I remember just about everything we learned in my Gifted classes because we were learning with our hands, our bodies and through our failures. We were encouraged to try out big ideas and to cultivate creativity collaboratively. In 3rd grade, Miss Williams taught our small group of 7 or 8 learning lottery winners to run a Think Tank meeting and implement the rules of Brainstorming. This was the unit that taught me almost everything I needed to know to run my business today.

I was always acutely aware, even as a young student headed to Miss Williams’ classroom for half the day in elementary school, that this type of learning was exceptional. And important. In 9th grade, I understood that it was also vital to cultivating my love of learning when I got into a disagreement with my Gifted social studies teacher and switched out of her class to an honors level. However, learning with rigidity, memorization and a one-dimensional sensory experience was not for me. I was on my way to earning a D and more importantly, to losing my love for history. So, I tucked my tail between my legs, gained another vital lesson in leadership (asking for what I needed) and requested my teacher allow me to return to my Gifted class. Luckily again for me, she did. It was another lesson that failure is not forever.

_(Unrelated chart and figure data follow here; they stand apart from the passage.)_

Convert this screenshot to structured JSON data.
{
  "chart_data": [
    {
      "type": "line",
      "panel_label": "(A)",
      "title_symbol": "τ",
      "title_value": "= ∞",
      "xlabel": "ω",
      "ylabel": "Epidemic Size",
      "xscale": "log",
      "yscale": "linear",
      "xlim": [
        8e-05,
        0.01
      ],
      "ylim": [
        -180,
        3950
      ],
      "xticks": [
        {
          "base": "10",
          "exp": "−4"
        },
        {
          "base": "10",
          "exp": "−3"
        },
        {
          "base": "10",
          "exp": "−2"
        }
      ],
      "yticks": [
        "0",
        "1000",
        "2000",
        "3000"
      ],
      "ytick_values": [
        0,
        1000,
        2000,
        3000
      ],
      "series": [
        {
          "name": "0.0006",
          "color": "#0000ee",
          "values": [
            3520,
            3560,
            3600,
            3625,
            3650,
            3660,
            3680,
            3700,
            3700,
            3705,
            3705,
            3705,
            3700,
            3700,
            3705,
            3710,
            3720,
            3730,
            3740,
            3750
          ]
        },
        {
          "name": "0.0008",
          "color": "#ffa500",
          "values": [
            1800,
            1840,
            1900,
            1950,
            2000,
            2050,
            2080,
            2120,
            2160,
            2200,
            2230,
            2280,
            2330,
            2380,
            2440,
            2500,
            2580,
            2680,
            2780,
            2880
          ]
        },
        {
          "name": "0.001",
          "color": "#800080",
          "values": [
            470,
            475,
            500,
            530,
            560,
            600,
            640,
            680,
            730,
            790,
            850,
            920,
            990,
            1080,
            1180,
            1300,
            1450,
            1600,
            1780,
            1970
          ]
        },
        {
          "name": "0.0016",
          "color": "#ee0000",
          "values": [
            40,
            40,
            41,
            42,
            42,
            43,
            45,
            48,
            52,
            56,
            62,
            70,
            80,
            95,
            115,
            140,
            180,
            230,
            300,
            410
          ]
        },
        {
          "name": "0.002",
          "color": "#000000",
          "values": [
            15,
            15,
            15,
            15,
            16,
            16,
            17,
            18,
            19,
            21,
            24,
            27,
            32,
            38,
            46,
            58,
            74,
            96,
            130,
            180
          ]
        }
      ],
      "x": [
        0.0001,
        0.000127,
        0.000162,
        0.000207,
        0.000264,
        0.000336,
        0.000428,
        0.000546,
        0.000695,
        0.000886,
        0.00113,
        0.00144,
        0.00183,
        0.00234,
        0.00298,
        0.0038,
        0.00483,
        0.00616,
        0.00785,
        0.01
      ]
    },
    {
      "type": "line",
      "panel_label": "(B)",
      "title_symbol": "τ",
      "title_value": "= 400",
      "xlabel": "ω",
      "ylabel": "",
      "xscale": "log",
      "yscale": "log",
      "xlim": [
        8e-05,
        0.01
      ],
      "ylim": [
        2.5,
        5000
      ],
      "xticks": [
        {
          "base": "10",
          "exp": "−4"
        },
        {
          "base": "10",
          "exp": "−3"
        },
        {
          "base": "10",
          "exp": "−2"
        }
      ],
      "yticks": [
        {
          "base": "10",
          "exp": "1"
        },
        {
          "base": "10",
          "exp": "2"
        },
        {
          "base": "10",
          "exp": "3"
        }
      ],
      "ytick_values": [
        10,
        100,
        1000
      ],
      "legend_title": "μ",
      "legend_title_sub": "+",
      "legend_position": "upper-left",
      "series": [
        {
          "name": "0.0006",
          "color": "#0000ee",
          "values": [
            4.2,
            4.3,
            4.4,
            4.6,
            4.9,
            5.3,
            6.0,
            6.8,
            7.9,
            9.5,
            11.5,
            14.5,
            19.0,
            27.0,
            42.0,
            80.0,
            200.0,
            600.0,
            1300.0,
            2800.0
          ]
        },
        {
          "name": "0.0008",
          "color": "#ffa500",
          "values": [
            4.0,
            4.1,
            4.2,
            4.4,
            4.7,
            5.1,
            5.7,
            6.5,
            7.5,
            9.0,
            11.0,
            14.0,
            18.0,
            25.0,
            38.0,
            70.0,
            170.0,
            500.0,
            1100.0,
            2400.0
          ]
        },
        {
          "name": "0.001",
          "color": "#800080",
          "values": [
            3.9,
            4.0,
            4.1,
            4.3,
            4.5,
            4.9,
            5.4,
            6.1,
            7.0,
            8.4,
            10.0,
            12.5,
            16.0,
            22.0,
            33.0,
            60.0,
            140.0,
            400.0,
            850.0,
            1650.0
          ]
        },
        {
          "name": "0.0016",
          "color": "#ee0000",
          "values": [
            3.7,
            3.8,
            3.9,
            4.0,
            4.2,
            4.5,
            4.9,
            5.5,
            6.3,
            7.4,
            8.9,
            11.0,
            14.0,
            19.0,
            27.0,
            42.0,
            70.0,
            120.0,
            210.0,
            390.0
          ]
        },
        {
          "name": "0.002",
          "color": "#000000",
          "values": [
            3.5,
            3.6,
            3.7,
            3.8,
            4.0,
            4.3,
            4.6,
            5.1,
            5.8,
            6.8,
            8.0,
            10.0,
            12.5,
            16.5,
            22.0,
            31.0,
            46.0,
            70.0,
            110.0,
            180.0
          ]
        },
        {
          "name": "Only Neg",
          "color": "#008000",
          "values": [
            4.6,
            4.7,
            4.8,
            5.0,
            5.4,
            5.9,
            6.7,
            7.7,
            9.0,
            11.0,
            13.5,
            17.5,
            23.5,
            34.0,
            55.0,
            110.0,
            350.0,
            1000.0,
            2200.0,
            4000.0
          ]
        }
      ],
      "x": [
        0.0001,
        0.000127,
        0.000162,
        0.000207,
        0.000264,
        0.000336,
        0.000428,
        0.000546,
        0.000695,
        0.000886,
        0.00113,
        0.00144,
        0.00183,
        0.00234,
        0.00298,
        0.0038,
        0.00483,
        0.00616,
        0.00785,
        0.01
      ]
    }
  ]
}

The Gifted curriculum was project-based, and through it, I loved learning, worked harder and thought bigger. Looking back, what also made this such a safe learning environment was the fact that there was time – and space – within our experiential curriculum to instill within us the life skills that were vital to our success outside of the classroom – as friends, family members, and now, as professionals. We were taught about ourselves through the learning we did. We were safe feeling vulnerable around each other because a creative environment instills that. We imagined our future places in the world and made big plans early because we were taught early on how to plan.

It’s no coincidence that the kids I grew up with in that program and I are all doing incredible things today. Our schooling prepared us to change the world by teaching us the same skills that highly sought after professionals in top industries use every day: organization, collaboration, design thinking, creative expression, communication, self-confidence, healthy debate and asking for help.

I have always felt incredibly guilty that not all of my school friends were able to experience the gift of the Gifted program. Listening to the incredible podcast, Nice White Parents, also shed some light on other reasons to feel guilty, but that’s a blog post for another day. For today, I say only this: Until every school, community and family embraces creativity and experiential learning, we will struggle to fully embrace our stressed-out society’s full potential. In a world where everything feels like it’s life-or-death, we need to move from a right-or-wrong approach to education to a more intuitive and exploratory model that values the creative process, encourages healthy mental wellness and fosters cooperation.

Sadly today, busy brained kids are diagnosed inattentive, anxious and defiant (and yes, I can be all of those, too). The Gifted program has also become more about assigning harder work than expanding more horizons, and creativity is no longer at the root of its mission; college admission is. My friends and I were truly gifted with the golden era of educators, who were given leeway to imagine classroom activities that broadened our highly tuned imaginations. Teachers now don’t get to plan lessons with wild abandon. Curriculum is scripted and paced to the group, not personalized to the student. It’s no mystery why learning isn’t happening with wild abandon then. We took all the fun right out of it!